En réalité, il existe plusieurs raisons pour lesquelles cette démarche pourrait être inéquitable :

1- On commence d'abord par l'examen de la situation des parties. Le rejet de la répudiation musulmane bénéficie-t-il aux parties ? La question peut se poser autrement, le rejet de la répudiation peut-il avoir des conséquences qui ne sont pas voulues par les parties ?

Évidemment, il s'agit ici de la continuité de l'état des personnes. La non-reconnaissance en France de la répudiation algérienne, marocaine ou égyptienne, aura pour conséquence la continuité du lien conjugal alors que dans le pays émetteur de l'acte de répudiation, les époux ne sont plus mariés. Or, le principe de continuité des situations juridiques tend à assurer la permanence du statut des individus et la sécurité juridique dans les relations internationales129.

Sans doute, le rejet de la répudiation engendre une discontinuité radicale dans l'état des personnes130. Le Doyen H. FULCHIRON trouve que les époux divorcés par répudiation dans leur pays ( en Égypte par exemple ) seront considérés comme étant mariés en France131.

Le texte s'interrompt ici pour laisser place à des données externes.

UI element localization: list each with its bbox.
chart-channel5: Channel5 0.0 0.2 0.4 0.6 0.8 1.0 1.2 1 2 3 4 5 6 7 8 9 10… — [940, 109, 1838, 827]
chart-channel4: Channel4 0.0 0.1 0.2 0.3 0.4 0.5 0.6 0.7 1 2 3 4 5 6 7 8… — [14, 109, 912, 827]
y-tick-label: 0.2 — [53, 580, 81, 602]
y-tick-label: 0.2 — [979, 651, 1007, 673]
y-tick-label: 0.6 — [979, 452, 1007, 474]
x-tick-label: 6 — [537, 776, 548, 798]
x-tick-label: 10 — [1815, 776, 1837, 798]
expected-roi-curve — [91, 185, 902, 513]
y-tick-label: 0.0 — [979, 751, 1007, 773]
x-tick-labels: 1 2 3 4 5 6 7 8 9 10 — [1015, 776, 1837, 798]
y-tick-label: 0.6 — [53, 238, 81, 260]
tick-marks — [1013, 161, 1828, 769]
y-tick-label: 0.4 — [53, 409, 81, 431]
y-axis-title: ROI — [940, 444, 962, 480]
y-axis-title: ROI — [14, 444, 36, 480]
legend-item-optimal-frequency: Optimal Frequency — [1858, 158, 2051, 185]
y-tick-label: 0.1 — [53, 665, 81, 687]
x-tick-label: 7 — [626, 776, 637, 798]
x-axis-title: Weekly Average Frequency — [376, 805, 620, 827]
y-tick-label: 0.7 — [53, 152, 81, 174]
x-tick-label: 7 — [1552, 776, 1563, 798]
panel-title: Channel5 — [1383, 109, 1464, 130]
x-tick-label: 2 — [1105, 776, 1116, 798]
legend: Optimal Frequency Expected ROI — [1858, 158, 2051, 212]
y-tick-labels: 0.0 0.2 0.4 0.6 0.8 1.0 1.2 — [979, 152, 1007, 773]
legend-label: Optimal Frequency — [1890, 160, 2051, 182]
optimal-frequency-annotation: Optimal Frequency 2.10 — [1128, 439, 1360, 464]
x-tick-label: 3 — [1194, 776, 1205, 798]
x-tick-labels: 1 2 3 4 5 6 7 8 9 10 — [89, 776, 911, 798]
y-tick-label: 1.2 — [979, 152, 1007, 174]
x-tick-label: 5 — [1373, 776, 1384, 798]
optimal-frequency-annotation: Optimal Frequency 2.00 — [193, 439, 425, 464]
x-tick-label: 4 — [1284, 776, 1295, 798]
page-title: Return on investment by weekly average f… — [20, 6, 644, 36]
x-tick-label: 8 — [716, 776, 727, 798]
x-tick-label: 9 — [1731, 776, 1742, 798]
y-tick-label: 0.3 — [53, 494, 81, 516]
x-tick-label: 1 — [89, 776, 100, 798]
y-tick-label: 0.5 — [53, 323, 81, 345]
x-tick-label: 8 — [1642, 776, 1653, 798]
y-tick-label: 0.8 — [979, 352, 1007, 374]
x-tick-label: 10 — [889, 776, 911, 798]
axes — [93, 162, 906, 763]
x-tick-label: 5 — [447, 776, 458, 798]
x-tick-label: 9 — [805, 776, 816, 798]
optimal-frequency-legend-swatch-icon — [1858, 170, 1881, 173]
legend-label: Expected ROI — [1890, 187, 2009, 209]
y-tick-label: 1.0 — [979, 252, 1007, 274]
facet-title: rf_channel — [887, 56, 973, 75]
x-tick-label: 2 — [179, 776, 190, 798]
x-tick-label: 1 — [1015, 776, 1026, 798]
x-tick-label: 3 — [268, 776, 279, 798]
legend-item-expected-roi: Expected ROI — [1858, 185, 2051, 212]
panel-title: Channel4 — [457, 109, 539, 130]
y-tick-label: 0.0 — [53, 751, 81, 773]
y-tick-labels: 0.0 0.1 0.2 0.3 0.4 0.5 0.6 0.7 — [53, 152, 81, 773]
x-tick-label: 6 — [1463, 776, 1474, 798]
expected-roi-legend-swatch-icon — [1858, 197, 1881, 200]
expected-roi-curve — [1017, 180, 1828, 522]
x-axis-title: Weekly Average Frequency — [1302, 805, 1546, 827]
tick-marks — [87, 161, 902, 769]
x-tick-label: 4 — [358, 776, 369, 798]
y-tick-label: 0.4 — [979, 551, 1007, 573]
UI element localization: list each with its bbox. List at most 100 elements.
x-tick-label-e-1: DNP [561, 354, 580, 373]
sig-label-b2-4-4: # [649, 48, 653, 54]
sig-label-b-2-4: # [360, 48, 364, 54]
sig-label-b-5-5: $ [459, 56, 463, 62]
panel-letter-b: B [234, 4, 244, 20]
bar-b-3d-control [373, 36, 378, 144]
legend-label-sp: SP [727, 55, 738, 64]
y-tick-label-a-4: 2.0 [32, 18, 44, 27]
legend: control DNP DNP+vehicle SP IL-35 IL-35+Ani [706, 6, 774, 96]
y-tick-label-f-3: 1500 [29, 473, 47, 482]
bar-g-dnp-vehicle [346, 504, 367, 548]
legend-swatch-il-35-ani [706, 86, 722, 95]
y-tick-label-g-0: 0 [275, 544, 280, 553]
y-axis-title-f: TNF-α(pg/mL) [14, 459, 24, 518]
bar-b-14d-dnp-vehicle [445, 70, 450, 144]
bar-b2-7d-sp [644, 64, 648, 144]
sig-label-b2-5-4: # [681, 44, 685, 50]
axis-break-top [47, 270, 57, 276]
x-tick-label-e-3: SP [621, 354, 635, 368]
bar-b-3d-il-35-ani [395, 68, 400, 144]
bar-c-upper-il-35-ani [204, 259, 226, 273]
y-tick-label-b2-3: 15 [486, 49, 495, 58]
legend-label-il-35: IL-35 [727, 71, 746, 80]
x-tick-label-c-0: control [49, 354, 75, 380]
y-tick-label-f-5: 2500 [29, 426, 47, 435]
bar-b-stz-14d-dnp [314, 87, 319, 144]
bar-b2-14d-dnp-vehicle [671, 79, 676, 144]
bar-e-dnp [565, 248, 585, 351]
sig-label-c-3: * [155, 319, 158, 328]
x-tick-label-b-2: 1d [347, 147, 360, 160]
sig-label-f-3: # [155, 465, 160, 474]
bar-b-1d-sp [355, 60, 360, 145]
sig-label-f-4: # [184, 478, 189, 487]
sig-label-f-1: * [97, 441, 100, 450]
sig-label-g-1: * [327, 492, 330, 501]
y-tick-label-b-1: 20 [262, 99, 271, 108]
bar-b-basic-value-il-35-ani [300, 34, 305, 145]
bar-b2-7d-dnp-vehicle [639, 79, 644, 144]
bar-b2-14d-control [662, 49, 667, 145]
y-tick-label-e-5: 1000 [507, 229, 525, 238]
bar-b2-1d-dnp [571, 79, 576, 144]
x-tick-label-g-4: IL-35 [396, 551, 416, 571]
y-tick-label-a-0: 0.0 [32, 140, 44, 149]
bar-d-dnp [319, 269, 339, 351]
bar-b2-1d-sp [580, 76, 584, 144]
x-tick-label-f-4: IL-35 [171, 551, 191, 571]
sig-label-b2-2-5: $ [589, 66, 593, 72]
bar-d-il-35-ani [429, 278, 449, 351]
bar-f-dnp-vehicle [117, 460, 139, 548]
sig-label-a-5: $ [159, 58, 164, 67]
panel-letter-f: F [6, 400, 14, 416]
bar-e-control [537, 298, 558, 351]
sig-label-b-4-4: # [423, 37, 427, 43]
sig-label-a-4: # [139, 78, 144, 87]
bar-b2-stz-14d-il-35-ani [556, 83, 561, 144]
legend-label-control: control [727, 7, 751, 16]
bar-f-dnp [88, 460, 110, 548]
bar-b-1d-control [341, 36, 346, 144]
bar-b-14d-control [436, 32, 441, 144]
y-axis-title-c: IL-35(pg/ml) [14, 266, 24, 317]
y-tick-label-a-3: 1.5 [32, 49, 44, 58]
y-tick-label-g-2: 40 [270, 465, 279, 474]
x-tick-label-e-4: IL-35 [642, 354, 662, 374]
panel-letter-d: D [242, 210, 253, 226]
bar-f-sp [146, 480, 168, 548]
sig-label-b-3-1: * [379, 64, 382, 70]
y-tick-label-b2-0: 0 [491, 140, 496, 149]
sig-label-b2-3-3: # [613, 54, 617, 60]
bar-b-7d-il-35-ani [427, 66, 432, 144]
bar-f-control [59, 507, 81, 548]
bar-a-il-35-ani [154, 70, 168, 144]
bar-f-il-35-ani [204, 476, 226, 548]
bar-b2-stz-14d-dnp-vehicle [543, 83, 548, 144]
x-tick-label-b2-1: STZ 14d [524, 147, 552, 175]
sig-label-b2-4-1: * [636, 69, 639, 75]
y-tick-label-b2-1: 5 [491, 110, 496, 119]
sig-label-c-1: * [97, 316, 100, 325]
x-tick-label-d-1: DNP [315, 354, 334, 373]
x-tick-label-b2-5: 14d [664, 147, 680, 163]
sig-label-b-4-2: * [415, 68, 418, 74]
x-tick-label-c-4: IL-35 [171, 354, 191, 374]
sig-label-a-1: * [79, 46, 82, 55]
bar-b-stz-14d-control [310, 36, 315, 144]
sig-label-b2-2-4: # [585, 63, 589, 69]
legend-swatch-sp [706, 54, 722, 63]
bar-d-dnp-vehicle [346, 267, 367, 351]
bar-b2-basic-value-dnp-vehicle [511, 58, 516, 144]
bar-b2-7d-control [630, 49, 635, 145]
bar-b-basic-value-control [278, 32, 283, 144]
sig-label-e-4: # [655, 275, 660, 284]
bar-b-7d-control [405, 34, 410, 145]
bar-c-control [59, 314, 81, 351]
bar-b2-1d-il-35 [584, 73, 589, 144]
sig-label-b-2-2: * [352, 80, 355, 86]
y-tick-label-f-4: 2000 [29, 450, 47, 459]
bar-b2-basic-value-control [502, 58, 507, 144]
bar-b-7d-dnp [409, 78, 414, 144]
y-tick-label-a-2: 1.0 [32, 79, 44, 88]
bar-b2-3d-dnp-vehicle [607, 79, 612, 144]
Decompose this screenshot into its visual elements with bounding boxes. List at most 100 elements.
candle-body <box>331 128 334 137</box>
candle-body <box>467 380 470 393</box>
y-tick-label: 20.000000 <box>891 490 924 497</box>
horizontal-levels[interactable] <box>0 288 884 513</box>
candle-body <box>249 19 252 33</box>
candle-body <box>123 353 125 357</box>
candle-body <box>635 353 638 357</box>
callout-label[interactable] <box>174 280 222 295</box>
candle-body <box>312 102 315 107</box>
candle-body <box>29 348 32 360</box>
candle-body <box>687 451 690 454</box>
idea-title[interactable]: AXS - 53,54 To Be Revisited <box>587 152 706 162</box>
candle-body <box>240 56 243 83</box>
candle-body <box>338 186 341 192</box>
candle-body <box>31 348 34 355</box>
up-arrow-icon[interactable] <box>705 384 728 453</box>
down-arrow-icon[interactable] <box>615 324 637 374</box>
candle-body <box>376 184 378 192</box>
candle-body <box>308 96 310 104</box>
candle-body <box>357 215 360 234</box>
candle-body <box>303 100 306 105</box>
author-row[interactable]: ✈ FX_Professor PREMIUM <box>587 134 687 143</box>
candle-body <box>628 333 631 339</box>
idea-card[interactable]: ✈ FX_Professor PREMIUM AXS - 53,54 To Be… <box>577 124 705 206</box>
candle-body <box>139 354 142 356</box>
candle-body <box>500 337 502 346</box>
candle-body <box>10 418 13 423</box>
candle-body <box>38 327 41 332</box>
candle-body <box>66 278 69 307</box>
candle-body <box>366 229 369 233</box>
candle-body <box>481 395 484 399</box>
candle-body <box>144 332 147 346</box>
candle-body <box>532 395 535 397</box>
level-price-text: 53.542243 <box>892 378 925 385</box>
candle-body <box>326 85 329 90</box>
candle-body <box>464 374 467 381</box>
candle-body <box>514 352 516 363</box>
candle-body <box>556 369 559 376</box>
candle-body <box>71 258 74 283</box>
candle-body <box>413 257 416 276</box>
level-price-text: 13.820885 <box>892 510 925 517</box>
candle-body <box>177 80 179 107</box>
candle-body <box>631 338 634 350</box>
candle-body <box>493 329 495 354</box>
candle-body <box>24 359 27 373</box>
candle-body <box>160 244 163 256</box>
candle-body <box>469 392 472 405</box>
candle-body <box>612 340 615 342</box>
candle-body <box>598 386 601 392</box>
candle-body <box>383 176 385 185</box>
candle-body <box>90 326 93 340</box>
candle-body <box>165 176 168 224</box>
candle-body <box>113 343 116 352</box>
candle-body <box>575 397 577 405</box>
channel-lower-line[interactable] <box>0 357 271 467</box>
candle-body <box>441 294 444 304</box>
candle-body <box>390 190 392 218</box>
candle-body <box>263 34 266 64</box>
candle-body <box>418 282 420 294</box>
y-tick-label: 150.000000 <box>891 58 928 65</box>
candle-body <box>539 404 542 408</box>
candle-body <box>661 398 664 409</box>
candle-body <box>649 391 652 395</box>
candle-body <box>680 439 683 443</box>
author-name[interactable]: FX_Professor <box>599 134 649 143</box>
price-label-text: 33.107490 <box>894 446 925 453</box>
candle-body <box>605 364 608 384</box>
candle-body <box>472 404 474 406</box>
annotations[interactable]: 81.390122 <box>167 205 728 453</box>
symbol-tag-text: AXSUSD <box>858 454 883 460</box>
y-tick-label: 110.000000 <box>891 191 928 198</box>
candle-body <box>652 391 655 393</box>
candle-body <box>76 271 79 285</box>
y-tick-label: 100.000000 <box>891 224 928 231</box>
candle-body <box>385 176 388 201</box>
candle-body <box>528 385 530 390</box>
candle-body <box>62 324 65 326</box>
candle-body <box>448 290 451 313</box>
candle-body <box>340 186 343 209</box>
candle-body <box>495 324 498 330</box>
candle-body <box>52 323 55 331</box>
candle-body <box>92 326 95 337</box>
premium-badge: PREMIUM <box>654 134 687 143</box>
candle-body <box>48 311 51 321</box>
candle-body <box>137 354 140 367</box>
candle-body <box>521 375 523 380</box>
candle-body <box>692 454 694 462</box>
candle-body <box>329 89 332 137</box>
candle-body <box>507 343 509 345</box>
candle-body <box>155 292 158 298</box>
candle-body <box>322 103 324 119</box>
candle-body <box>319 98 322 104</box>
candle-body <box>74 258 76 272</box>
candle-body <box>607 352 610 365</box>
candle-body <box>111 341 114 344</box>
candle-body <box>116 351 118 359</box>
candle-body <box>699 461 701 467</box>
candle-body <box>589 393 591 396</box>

La question se pose aussi pour le remariage. La France ne reconnaîtra pas un mariage polygamique célébré sur son territoire ( puisqu'elle trouve que le premier mariage est toujours valable ). On va se trouver donc face à un cercle vicieux de non-

128 H. FULCHIRON, JCP, G, n°36, op. cit. P. 1481

129 M.- L. NIBOYET, « Regard français sur la reconnaissance en France des répudiations musulmanes », R.I.D.C. 1-2006, P.27, s

130 H. FULCHIRON, JCP, G, n°36, op. cit. P. 1481

131 ibid.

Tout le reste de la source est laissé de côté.